I don't 'now think that the sound travels the same distance outbound and inbound' - what I said was that the sound travels the same total distance (outbound+inbound) for a reflector at 90 degrees + n as for a reflector at 90 degrees - n (where n is the same value in each case!), and that for a reflector at 90 degrees - n the return distance from reflector to receiver (inbound) is the same distance as from emitter to reflector (outbound) at 90 degrees + n, and vice versa.

[pErvinalia]

Ok, I see what your saying.
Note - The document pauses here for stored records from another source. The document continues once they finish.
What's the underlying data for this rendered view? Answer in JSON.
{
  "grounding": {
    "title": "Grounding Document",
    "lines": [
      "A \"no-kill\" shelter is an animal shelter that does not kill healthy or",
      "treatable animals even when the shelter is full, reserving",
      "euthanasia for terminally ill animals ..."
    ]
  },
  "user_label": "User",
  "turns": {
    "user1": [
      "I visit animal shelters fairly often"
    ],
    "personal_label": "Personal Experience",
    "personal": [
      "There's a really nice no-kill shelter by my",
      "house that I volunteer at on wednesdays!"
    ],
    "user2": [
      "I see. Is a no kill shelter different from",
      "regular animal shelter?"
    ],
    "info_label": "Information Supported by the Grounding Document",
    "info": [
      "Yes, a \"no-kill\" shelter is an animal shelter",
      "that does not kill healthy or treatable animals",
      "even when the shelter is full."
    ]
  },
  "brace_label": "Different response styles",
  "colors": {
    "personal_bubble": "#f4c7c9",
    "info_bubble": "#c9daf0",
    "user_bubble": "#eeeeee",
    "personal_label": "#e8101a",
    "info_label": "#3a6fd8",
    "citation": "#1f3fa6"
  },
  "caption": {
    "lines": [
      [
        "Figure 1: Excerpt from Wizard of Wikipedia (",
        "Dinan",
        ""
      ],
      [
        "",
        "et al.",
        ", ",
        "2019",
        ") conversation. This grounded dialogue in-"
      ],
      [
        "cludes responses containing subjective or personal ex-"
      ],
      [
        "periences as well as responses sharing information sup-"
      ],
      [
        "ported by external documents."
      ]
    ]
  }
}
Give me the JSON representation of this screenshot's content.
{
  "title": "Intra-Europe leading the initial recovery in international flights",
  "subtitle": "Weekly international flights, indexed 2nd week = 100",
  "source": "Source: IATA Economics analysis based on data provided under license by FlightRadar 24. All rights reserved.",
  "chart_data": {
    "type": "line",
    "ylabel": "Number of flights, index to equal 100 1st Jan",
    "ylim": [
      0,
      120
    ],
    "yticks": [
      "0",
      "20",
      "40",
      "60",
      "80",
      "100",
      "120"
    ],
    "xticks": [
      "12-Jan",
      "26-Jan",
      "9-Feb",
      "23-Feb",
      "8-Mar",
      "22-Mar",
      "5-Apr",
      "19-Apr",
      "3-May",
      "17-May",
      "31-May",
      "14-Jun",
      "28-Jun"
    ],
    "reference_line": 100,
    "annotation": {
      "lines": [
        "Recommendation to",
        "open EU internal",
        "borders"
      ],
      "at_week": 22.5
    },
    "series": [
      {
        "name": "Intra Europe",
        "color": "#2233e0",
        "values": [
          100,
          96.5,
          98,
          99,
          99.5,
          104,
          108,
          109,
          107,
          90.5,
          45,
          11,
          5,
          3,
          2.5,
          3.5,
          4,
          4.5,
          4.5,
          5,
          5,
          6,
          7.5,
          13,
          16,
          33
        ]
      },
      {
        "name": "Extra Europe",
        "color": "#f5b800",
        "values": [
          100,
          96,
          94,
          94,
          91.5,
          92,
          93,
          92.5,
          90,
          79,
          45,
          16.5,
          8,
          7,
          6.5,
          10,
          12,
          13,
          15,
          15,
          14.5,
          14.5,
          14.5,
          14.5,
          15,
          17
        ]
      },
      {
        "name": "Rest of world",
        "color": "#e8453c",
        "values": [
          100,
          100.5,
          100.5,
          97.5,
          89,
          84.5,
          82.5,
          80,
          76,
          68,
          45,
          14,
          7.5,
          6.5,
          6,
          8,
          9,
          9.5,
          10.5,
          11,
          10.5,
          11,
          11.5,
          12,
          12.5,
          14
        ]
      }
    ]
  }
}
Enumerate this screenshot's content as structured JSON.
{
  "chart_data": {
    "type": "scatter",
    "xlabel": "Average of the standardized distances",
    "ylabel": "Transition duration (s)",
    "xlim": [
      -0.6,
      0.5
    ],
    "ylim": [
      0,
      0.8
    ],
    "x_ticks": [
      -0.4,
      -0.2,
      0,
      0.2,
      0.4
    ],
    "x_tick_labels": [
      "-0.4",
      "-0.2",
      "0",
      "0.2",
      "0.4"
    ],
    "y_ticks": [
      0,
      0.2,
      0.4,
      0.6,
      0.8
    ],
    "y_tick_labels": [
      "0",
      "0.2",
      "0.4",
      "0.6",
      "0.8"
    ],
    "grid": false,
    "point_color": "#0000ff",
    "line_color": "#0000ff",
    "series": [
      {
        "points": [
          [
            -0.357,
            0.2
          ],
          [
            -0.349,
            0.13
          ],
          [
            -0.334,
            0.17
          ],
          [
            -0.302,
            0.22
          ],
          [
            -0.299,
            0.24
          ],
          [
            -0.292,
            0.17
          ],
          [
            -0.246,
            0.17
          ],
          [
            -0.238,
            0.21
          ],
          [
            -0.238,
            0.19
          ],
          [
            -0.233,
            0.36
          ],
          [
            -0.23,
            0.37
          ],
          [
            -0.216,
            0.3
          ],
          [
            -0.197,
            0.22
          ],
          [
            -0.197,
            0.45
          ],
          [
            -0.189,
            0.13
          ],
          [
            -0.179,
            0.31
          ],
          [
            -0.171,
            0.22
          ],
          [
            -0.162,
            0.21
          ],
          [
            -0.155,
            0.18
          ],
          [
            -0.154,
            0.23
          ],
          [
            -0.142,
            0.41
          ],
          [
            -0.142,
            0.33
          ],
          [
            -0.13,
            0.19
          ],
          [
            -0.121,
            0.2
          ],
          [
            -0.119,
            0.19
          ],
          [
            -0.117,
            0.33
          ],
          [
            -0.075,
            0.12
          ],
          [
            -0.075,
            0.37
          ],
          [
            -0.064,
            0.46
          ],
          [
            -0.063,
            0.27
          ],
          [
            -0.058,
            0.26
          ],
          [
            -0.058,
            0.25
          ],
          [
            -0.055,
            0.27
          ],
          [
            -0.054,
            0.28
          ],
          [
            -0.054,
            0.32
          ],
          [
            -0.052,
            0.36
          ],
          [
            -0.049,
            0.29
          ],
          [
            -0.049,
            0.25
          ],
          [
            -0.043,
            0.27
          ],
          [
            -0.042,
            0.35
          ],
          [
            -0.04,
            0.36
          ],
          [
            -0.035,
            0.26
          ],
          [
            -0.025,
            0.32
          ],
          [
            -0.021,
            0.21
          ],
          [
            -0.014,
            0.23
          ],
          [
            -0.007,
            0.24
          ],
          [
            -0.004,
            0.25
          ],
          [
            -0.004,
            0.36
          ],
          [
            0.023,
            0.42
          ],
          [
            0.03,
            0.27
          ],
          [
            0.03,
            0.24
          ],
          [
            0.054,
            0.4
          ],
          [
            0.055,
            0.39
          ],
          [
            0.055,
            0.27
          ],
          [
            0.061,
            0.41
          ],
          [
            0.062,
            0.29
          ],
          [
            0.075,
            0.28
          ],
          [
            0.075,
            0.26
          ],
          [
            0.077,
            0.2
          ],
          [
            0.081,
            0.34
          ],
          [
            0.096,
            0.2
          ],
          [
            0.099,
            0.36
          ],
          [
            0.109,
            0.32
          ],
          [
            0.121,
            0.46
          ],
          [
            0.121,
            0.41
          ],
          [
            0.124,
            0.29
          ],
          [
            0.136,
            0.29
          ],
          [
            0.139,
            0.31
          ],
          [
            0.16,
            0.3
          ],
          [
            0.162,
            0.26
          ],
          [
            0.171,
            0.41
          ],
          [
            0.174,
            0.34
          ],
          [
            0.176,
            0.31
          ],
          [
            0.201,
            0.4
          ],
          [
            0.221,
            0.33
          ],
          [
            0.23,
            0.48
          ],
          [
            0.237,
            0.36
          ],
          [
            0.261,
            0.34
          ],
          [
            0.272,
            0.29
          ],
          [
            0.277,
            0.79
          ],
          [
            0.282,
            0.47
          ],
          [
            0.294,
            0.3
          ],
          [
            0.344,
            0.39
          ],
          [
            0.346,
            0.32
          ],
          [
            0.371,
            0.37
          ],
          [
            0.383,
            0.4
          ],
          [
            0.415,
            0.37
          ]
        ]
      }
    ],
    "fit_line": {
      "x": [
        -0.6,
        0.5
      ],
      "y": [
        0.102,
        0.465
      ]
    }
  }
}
The symmetry I've been talking about is that the outbound journey is the same distance as the inbound journey as happens at 90deg. Hence why pages ago I talked about the concept of bisecting an isosceles triangle into two identical right angle triangles. Additionally, if the unit is closed, then that symmetry applies to all angles, although it's irrelevant as the sound wave travels at the same speed regardless of angle and train speed, so no trig is needed.

And for the fourth time, can you provide the algorithm you used in your animations??